Inside the booklet there are poems and songs as well as background to the blocks' names and all the cutting and piecing instructions for each of the 12 blocks.  Just leave a comment relating your greatest quilting bargain (see below) and you will be in the running to win.  International entries welcome.   Competition closes Friday 28th October, 2011 at midnight EST Australian.

Adri  has cleverly customized the quilting so that it is a sampler of machine quilting.  And the back is one of my favourite column fabrics.

I was in two minds as to whether I should use it or not, but as I have previously discussed, the fabric will be enjoyed more on a quilt than tucked away in a cupboard.  One of my memories attached to this fabric is that it was a metsieh (yiddish for bargain).  In 2008 it was on sale for $2/yard, unless, of course,  I wanted to finish the bolt.  In that case it was $1/yard.  I walked away with more than 5 yards and a huge grin on my face.

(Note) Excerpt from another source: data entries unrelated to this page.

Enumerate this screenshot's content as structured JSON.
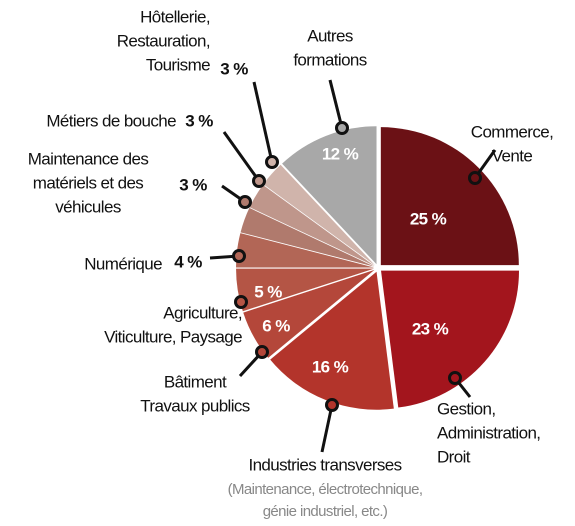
{
  "chart_data": {
    "type": "pie",
    "categories": [
      [
        "Commerce,",
        "Vente"
      ],
      [
        "Gestion,",
        "Administration,",
        "Droit"
      ],
      [
        "Industries transverses"
      ],
      [
        "Bâtiment",
        "Travaux publics"
      ],
      [
        "Agriculture,",
        "Viticulture, Paysage"
      ],
      [
        "Numérique"
      ],
      [
        "Maintenance des",
        "matériels et des",
        "véhicules"
      ],
      [
        "Métiers de bouche"
      ],
      [
        "Hôtellerie,",
        "Restauration,",
        "Tourisme"
      ],
      [
        "Autres",
        "formations"
      ]
    ],
    "values": [
      25,
      23,
      16,
      6,
      5,
      4,
      3,
      3,
      3,
      12
    ],
    "value_labels": [
      "25 %",
      "23 %",
      "16 %",
      "6 %",
      "5 %",
      "4 %",
      "3 %",
      "3 %",
      "3 %",
      "12 %"
    ],
    "colors": [
      "#6b1115",
      "#a3151d",
      "#b3342b",
      "#b4473a",
      "#b45545",
      "#b26656",
      "#b07a6d",
      "#bf968b",
      "#d0b4ab",
      "#a8a8a8"
    ],
    "annotations": [
      "(Maintenance, électrotechnique,",
      "génie industriel, etc.)"
    ]
  }
}
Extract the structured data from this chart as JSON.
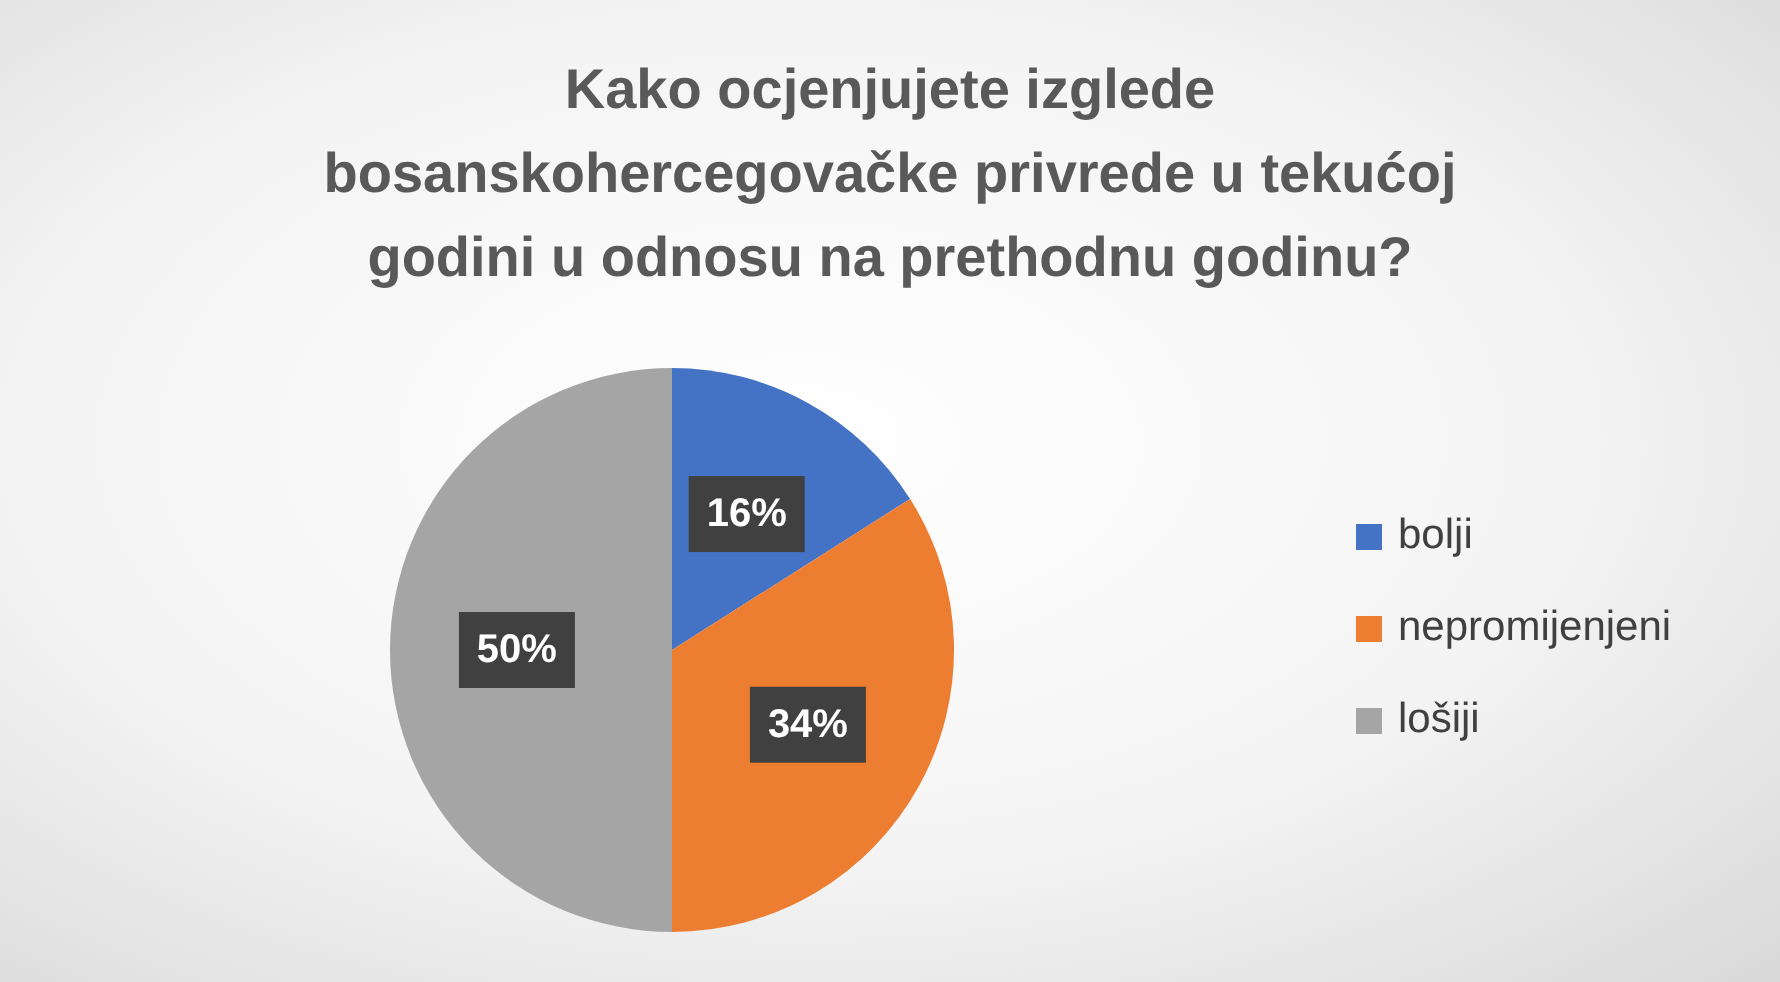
{
  "chart_data": {
    "type": "pie",
    "title": "Kako ocjenjujete izglede bosanskohercegovačke privrede u tekućoj godini u odnosu na prethodnu godinu?",
    "categories": [
      "bolji",
      "nepromijenjeni",
      "lošiji"
    ],
    "values": [
      16,
      34,
      50
    ],
    "colors": [
      "#4472c4",
      "#ed7d31",
      "#a5a5a5"
    ],
    "value_labels": [
      "16%",
      "34%",
      "50%"
    ],
    "legend": "right"
  }
}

The little guy on the top left of the quilt is a "dragon" made by my son when he was 10.   I think it is cute, but the dogs often mistake it for a possum at night and growl and bark to try to frighten it away.  It must infuriate them that it never budges from this spot.

Apart from stitching down the binding on my quilt, this week I finished off a section of "Hexagonia".

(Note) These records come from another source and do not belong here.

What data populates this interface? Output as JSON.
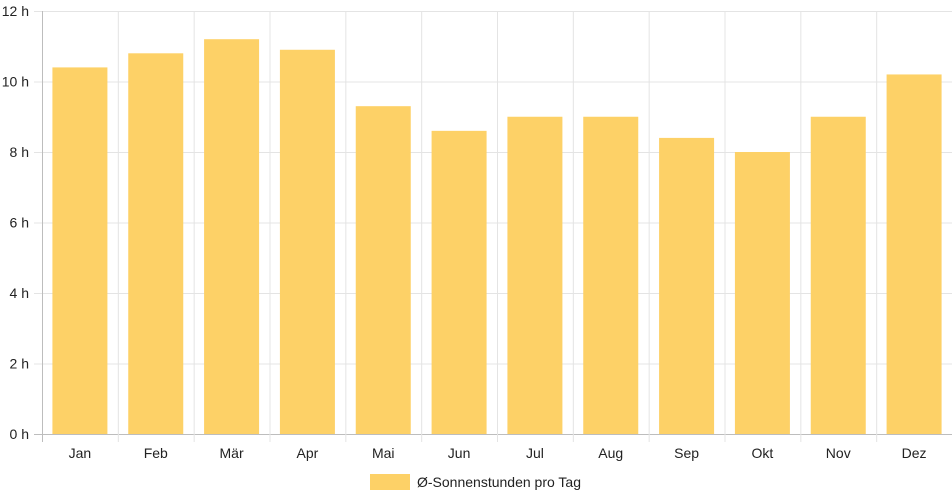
{
  "chart_data": {
    "type": "bar",
    "categories": [
      "Jan",
      "Feb",
      "Mär",
      "Apr",
      "Mai",
      "Jun",
      "Jul",
      "Aug",
      "Sep",
      "Okt",
      "Nov",
      "Dez"
    ],
    "series": [
      {
        "name": "Ø-Sonnenstunden pro Tag",
        "values": [
          10.4,
          10.8,
          11.2,
          10.9,
          9.3,
          8.6,
          9.0,
          9.0,
          8.4,
          8.0,
          9.0,
          10.2
        ]
      }
    ],
    "y_ticks": [
      "0 h",
      "2 h",
      "4 h",
      "6 h",
      "8 h",
      "10 h",
      "12 h"
    ],
    "ylim": [
      0,
      12
    ],
    "grid": true,
    "legend_position": "bottom",
    "colors": {
      "bar": "#FDD167",
      "grid": "#e4e4e4",
      "axis": "#bdbdbd"
    }
  }
}
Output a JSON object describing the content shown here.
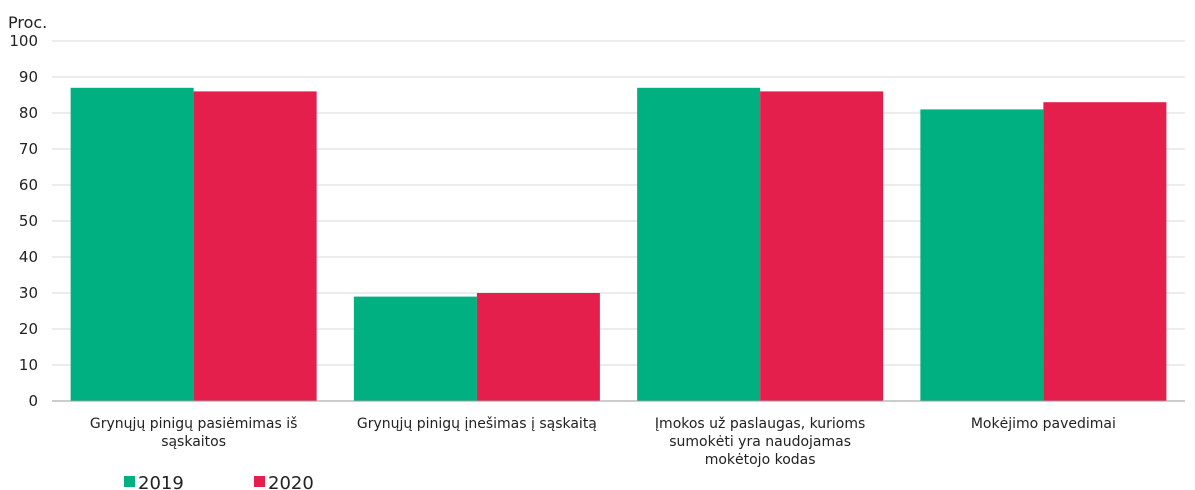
{
  "chart_data": {
    "type": "bar",
    "ylabel": "Proc.",
    "ylim": [
      0,
      100
    ],
    "yticks": [
      0,
      10,
      20,
      30,
      40,
      50,
      60,
      70,
      80,
      90,
      100
    ],
    "grid": true,
    "legend_position": "bottom-left",
    "categories": [
      [
        "Grynųjų pinigų pasiėmimas iš",
        "sąskaitos"
      ],
      [
        "Grynųjų pinigų įnešimas į sąskaitą"
      ],
      [
        "Įmokos už paslaugas, kurioms",
        "sumokėti yra naudojamas",
        "mokėtojo kodas"
      ],
      [
        "Mokėjimo pavedimai"
      ]
    ],
    "series": [
      {
        "name": "2019",
        "color": "#00b081",
        "values": [
          87,
          29,
          87,
          81
        ]
      },
      {
        "name": "2020",
        "color": "#e41f4b",
        "values": [
          86,
          30,
          86,
          83
        ]
      }
    ]
  }
}
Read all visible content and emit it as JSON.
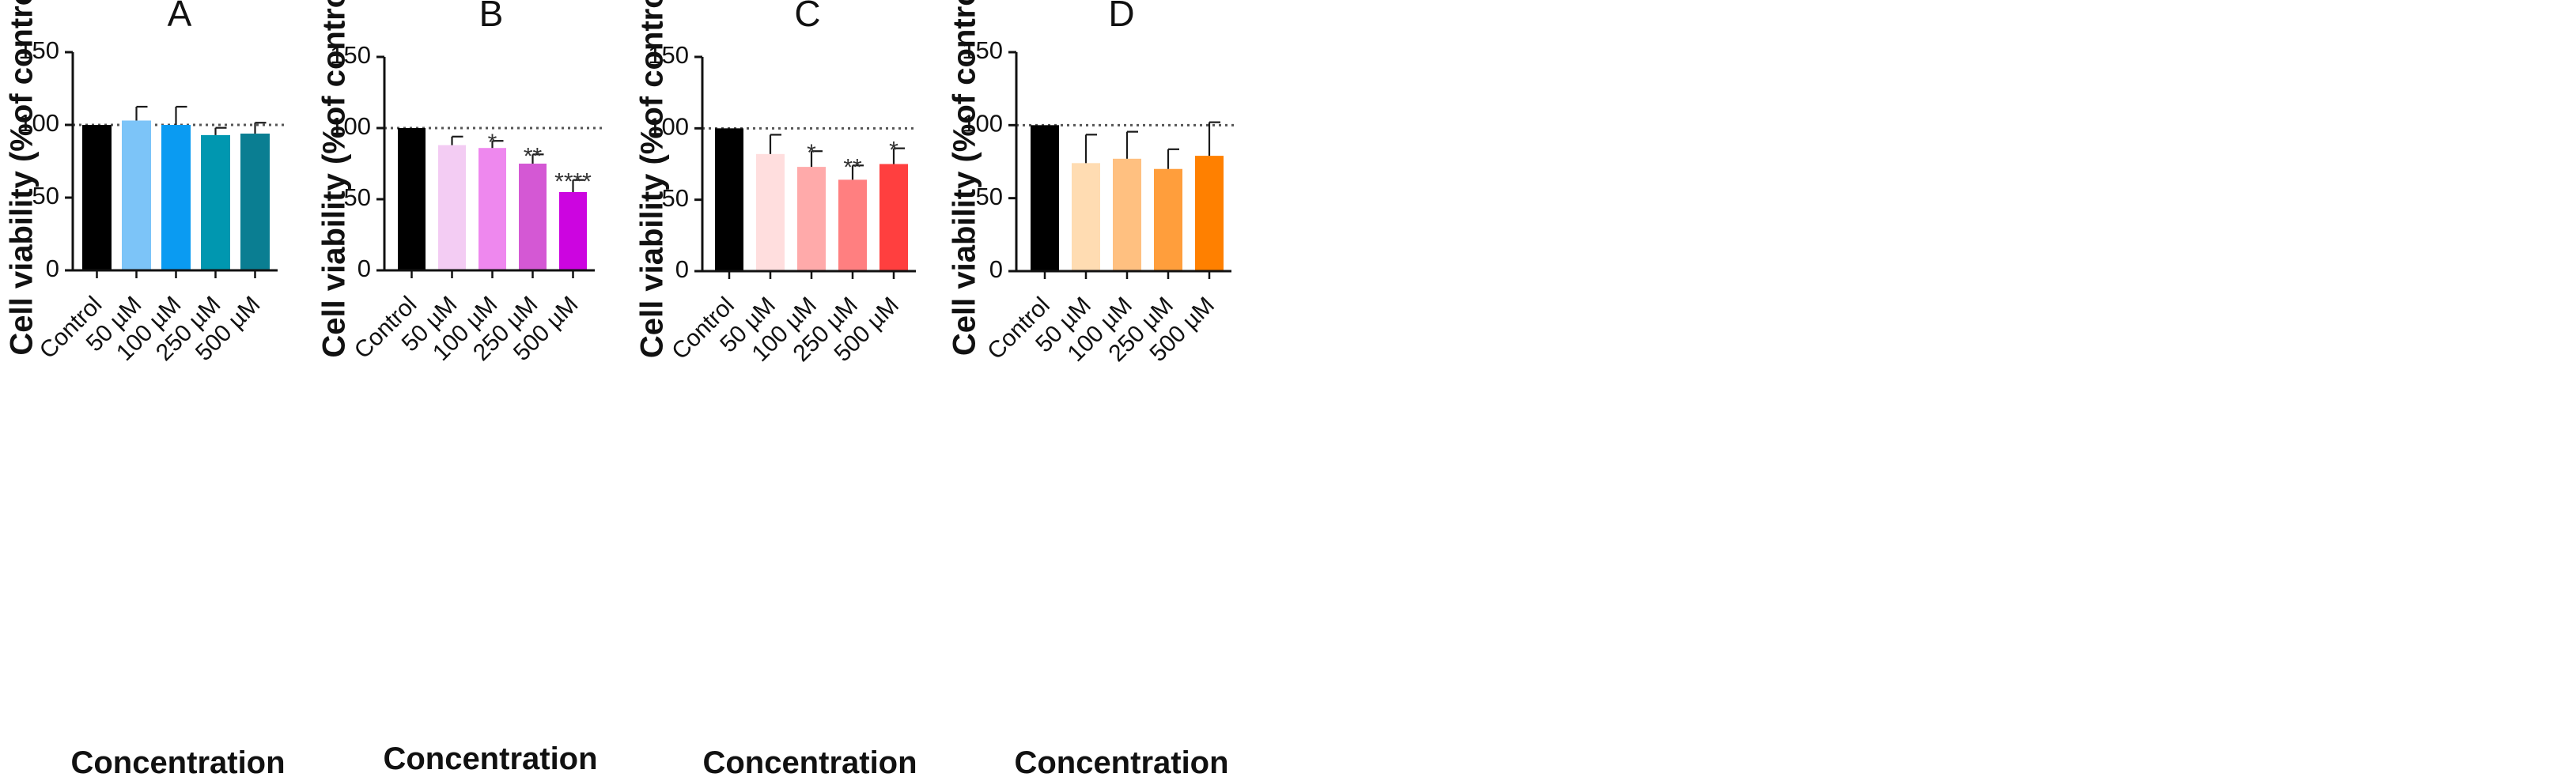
{
  "chart_data": [
    {
      "panel": "A",
      "type": "bar",
      "ylabel": "Cell viability (%of control)",
      "xlabel": "Concentration",
      "ylim": [
        0,
        150
      ],
      "yticks": [
        "0",
        "50",
        "100",
        "150"
      ],
      "reference_line": 100,
      "categories": [
        "Control",
        "50 µM",
        "100 µM",
        "250 µM",
        "500 µM"
      ],
      "values": [
        100,
        103,
        100,
        93,
        94
      ],
      "errors": [
        0,
        9.5,
        12.5,
        5,
        7.5
      ],
      "significance": [
        "",
        "",
        "",
        "",
        ""
      ],
      "colors": [
        "#000000",
        "#7cc4f8",
        "#0a9bf2",
        "#0097b0",
        "#0a7e92"
      ]
    },
    {
      "panel": "B",
      "type": "bar",
      "ylabel": "Cell viability (%of control)",
      "xlabel": "Concentration",
      "ylim": [
        0,
        150
      ],
      "yticks": [
        "0",
        "50",
        "100",
        "150"
      ],
      "reference_line": 100,
      "categories": [
        "Control",
        "50 µM",
        "100 µM",
        "250 µM",
        "500 µM"
      ],
      "values": [
        100,
        88,
        86,
        75,
        55
      ],
      "errors": [
        0,
        6,
        5,
        6.5,
        8.5
      ],
      "significance": [
        "",
        "",
        "*",
        "**",
        "****"
      ],
      "colors": [
        "#000000",
        "#f3ccf3",
        "#ee88ee",
        "#d458d4",
        "#cc05e0"
      ]
    },
    {
      "panel": "C",
      "type": "bar",
      "ylabel": "Cell viability (%of control)",
      "xlabel": "Concentration",
      "ylim": [
        0,
        150
      ],
      "yticks": [
        "0",
        "50",
        "100",
        "150"
      ],
      "reference_line": 100,
      "categories": [
        "Control",
        "50 µM",
        "100 µM",
        "250 µM",
        "500 µM"
      ],
      "values": [
        100,
        82,
        73,
        64,
        75
      ],
      "errors": [
        0,
        13.5,
        11,
        10,
        11
      ],
      "significance": [
        "",
        "",
        "*",
        "**",
        "*"
      ],
      "colors": [
        "#000000",
        "#ffdede",
        "#ffaaaa",
        "#ff7f80",
        "#ff3f3f"
      ]
    },
    {
      "panel": "D",
      "type": "bar",
      "ylabel": "Cell viability (%of control)",
      "xlabel": "Concentration",
      "ylim": [
        0,
        150
      ],
      "yticks": [
        "0",
        "50",
        "100",
        "150"
      ],
      "reference_line": 100,
      "categories": [
        "Control",
        "50 µM",
        "100 µM",
        "250 µM",
        "500 µM"
      ],
      "values": [
        100,
        74,
        77,
        70,
        79
      ],
      "errors": [
        0,
        19.5,
        18.5,
        13.5,
        23
      ],
      "significance": [
        "",
        "",
        "",
        "",
        ""
      ],
      "colors": [
        "#000000",
        "#ffdcb2",
        "#ffc080",
        "#ff9e3c",
        "#ff8000"
      ]
    }
  ]
}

It has been put aside to permit rumination for the design direction.  The 5/8" hexagons seem huge compared to this little project I started:

A pin is next to the 1/4" hexagons so you can get an idea of the size.

Saturday, October 8, 2011


After a lengthy hiatus and thanks to  Cyndi I am able to start back on my 5/8ths" hexagon portable project.

The side edges measure 16" and the greatest width is 31" across at this stage.  I am making it up as I go and ran out of the background fabric in March.  Cyndi, angel that she is, hunted around and found some more for me.  I count myself extremely lucky.  The back of these things always intrigue me,  so if you feel the same way you may be interested in this

The intention is to hand quilt it, so I have been paring back the seam allowance after sewing.  Somewhere I read that this is a big no-no, but since I use at least a dozen topstitches to put each edge of the hexagons together I am hoping it should be strong enough.  Opinions on this are not only welcome, but desired.

Juggling projects is always a problem for the unrepentant starter that I am.  I managed to finish another quick, basket  block from the Beyond the Cherry Tree Album quilt.

Finally, while I was out and about last week I caught sight of the New South Wales state government trying to make a quick buck.

I know we are almost bankrupt, but selling our state (Mitchell) library is going one step too far!

Monday, October 3, 2011

Loose threads

 After finishing another  block from the Beyond the Cherry Trees Album quilt  I did the right thing and soaked my applique.  Little did I expect the purples to run and I was dismayed to discover that the colour catcher didn't seem to work for purple.  I removed the offending "grape" and was rather disgruntledly preparing to cover the stain with 2 over sized grapes.   Meanwhile, the block was left to soak overnight with the colour catcher.  All of the purple stain vanished so now I know to allow things to soak in water for extended periods.  I challenge you to find the colour run.

The week has been packed with non quilty activity, including hosting a dinner for 14 on Wednesday.

However, I did manage to fit in a machine quilting class with Kim Bradley at Quiltsmith.  It was a wonderful, relaxed class with Kim who proved to be a great teacher.  She was extremely encouraging and advised 10 minutes of machine quilting a day to improve skill.  So I did what I was told and here is a picture of my 10 minutes practice the day after the class.

I have been neglecting my traditional quilting in favour of big stitches and now machine quilting.  It was no surprise to discover my fine stitching skills were very rusty.  I pulled out a large semi-quilted, mainly applique quilt started in 2003.  It is a Karen Cunningham design that she published in a magazine. 

 This spring long weekend in Sydney has been like winter -wet and cold.  It was the perfect opportunity to rediscover my hand quilting.